Leserdebatte: BVG erhöht Preise – aber grüne Energie ist ihr zu teuer

Andere Städte haben die Energiewende auch schon in den Verkehrsbetrieben vollzogen. In Berlin will die BVG aber weiter mit Atomstrom fahren. Wie denken Sie darüber, liebe Leserinnen und Leser? Würden Sie höhere Ticketpreise für ein ökologisch reines Gewissen in Kauf nehmen?

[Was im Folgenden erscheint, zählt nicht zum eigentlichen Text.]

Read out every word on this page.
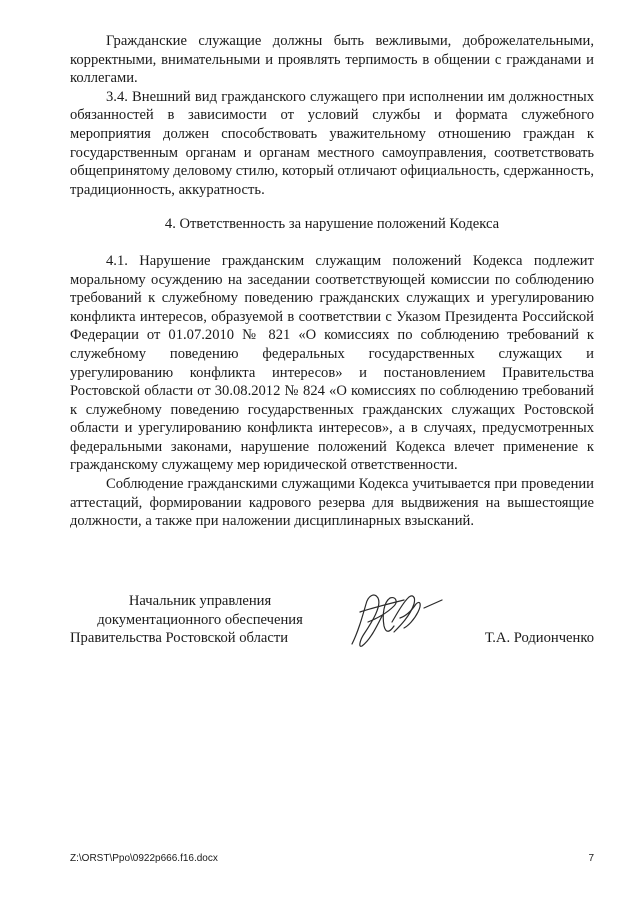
Гражданские служащие должны быть вежливыми, доброжелательными, корректными, внимательными и проявлять терпимость в общении с гражданами и коллегами.

3.4. Внешний вид гражданского служащего при исполнении им должностных обязанностей в зависимости от условий службы и формата служебного мероприятия должен способствовать уважительному отношению граждан к государственным органам и органам местного самоуправления, соответствовать общепринятому деловому стилю, который отличают официальность, сдержанность, традиционность, аккуратность.

4. Ответственность за нарушение положений Кодекса

4.1. Нарушение гражданским служащим положений Кодекса подлежит моральному осуждению на заседании соответствующей комиссии по соблюдению требований к служебному поведению гражданских служащих и урегулированию конфликта интересов, образуемой в соответствии с Указом Президента Российской Федерации от 01.07.2010 № 821 «О комиссиях по соблюдению требований к служебному поведению федеральных государственных служащих и урегулированию конфликта интересов» и постановлением Правительства Ростовской области от 30.08.2012 № 824 «О комиссиях по соблюдению требований к служебному поведению государственных гражданских служащих Ростовской области и урегулированию конфликта интересов», а в случаях, предусмотренных федеральными законами, нарушение положений Кодекса влечет применение к гражданскому служащему мер юридической ответственности.

Соблюдение гражданскими служащими Кодекса учитывается при проведении аттестаций, формировании кадрового резерва для выдвижения на вышестоящие должности, а также при наложении дисциплинарных взысканий.

Начальник управления
документационного обеспечения
Правительства Ростовской области	Т.А. Родионченко
Z:\ORST\Ppo\0922p666.f16.docx	7
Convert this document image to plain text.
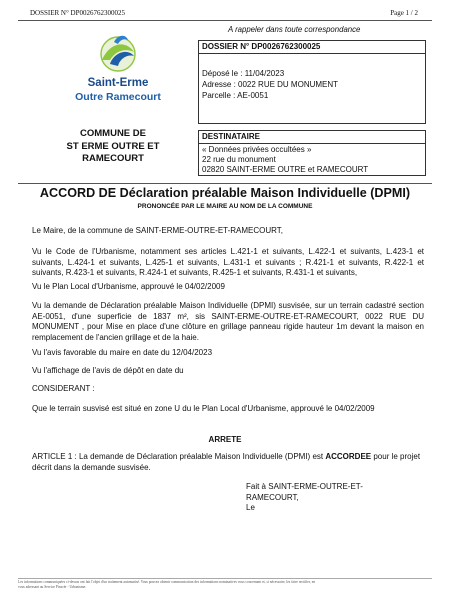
DOSSIER N° DP0026762300025	Page 1 / 2
Saint-Erme
Outre Ramecourt
COMMUNE DE
ST ERME OUTRE ET
RAMECOURT
A rappeler dans toute correspondance
DOSSIER N° DP0026762300025
Déposé le : 11/04/2023
Adresse : 0022 RUE DU MONUMENT
Parcelle : AE-0051
DESTINATAIRE
« Données privées occultées »
22 rue du monument
02820 SAINT-ERME OUTRE et RAMECOURT
ACCORD DE Déclaration préalable Maison Individuelle (DPMI)
PRONONCÉE PAR LE MAIRE AU NOM DE LA COMMUNE
Le Maire, de la commune de SAINT-ERME-OUTRE-ET-RAMECOURT,
Vu le Code de l'Urbanisme, notamment ses articles L.421-1 et suivants, L.422-1 et suivants, L.423-1 et suivants, L.424-1 et suivants, L.425-1 et suivants, L.431-1 et suivants ; R.421-1 et suivants, R.422-1 et suivants, R.423-1 et suivants, R.424-1 et suivants, R.425-1 et suivants, R.431-1 et suivants,
Vu le Plan Local d'Urbanisme, approuvé le 04/02/2009
Vu la demande de Déclaration préalable Maison Individuelle (DPMI) susvisée, sur un terrain cadastré section AE-0051, d'une superficie de 1837 m², sis SAINT-ERME-OUTRE-ET-RAMECOURT, 0022 RUE DU MONUMENT , pour Mise en place d'une clôture en grillage panneau rigide hauteur 1m devant la maison en remplacement de l'ancien grillage et de la haie.
Vu l'avis favorable du maire en date du 12/04/2023
Vu l'affichage de l'avis de dépôt en date du
CONSIDERANT :
Que le terrain susvisé est situé en zone U du le Plan Local d'Urbanisme, approuvé le 04/02/2009
ARRETE
ARTICLE 1 : La demande de Déclaration préalable Maison Individuelle (DPMI) est ACCORDEE pour le projet décrit dans la demande susvisée.
Fait à SAINT-ERME-OUTRE-ET-
RAMECOURT,
Le
Les informations communiquées ci-dessus ont fait l'objet d'un traitement automatisé. Vous pouvez obtenir communication des informations nominatives vous concernant et, si nécessaire, les faire rectifier, en
vous adressant au Service Pinscér - Urbanisme.
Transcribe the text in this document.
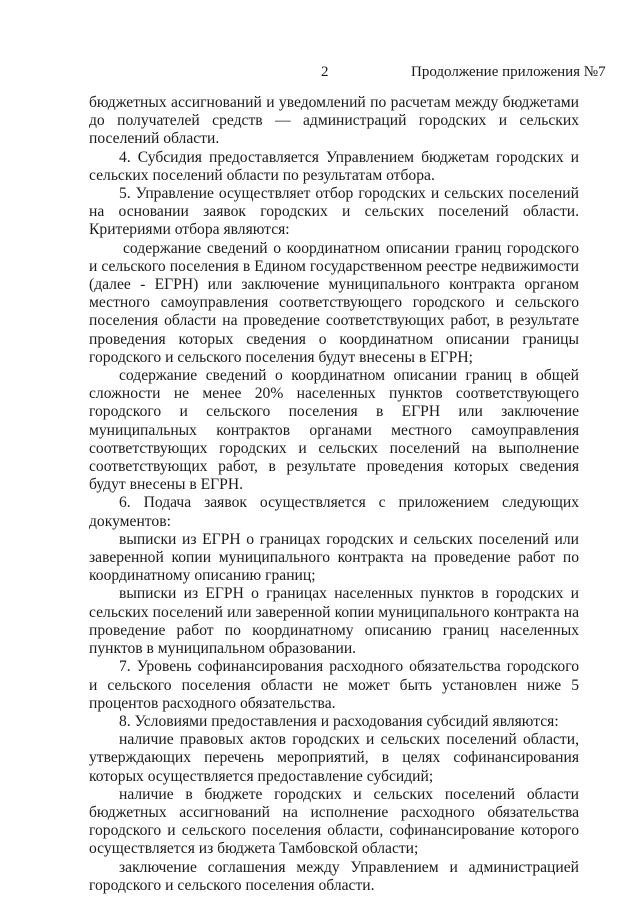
2	Продолжение приложения №7

бюджетных ассигнований и уведомлений по расчетам между бюджетами до получателей средств — администраций городских и сельских поселений области.

4. Субсидия предоставляется Управлением бюджетам городских и сельских поселений области по результатам отбора.

5. Управление осуществляет отбор городских и сельских поселений на основании заявок городских и сельских поселений области. Критериями отбора являются:

содержание сведений о координатном описании границ городского и сельского поселения в Едином государственном реестре недвижимости (далее - ЕГРН) или заключение муниципального контракта органом местного самоуправления соответствующего городского и сельского поселения области на проведение соответствующих работ, в результате проведения которых сведения о координатном описании границы городского и сельского поселения будут внесены в ЕГРН;

содержание сведений о координатном описании границ в общей сложности не менее 20% населенных пунктов соответствующего городского и сельского поселения в ЕГРН или заключение муниципальных контрактов органами местного самоуправления соответствующих городских и сельских поселений на выполнение соответствующих работ, в результате проведения которых сведения будут внесены в ЕГРН.

6. Подача заявок осуществляется с приложением следующих документов:

выписки из ЕГРН о границах городских и сельских поселений или заверенной копии муниципального контракта на проведение работ по координатному описанию границ;

выписки из ЕГРН о границах населенных пунктов в городских и сельских поселений или заверенной копии муниципального контракта на проведение работ по координатному описанию границ населенных пунктов в муниципальном образовании.

7. Уровень софинансирования расходного обязательства городского и сельского поселения области не может быть установлен ниже 5 процентов расходного обязательства.

8. Условиями предоставления и расходования субсидий являются:

наличие правовых актов городских и сельских поселений области, утверждающих перечень мероприятий, в целях софинансирования которых осуществляется предоставление субсидий;

наличие в бюджете городских и сельских поселений области бюджетных ассигнований на исполнение расходного обязательства городского и сельского поселения области, софинансирование которого осуществляется из бюджета Тамбовской области;

заключение соглашения между Управлением и администрацией городского и сельского поселения области.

Am Mittwoch wird das Fahren mit Bahnen und Bussen teurer. Durchschnittlich steigen die Preise nach Angaben des Verkehrsverbundes Berlin-Brandenburg (VBB) um 2,8 Prozent. Zum Teil sind die Sprünge allerdings viel größer. Die Verkehrsbetriebe begründen die „Tarifanpassung“ auch mit gestiegenen Energiekosten. Die hohen Preise für Diesel und Strom schrecken die BVG erst recht davor ab, auf Atomstrom zu verzichten und ökologisch vorbildlich mit „grünem Strom“ zu fahren. Andere Städte zeigen dagegen, dass ein Umstieg möglich ist.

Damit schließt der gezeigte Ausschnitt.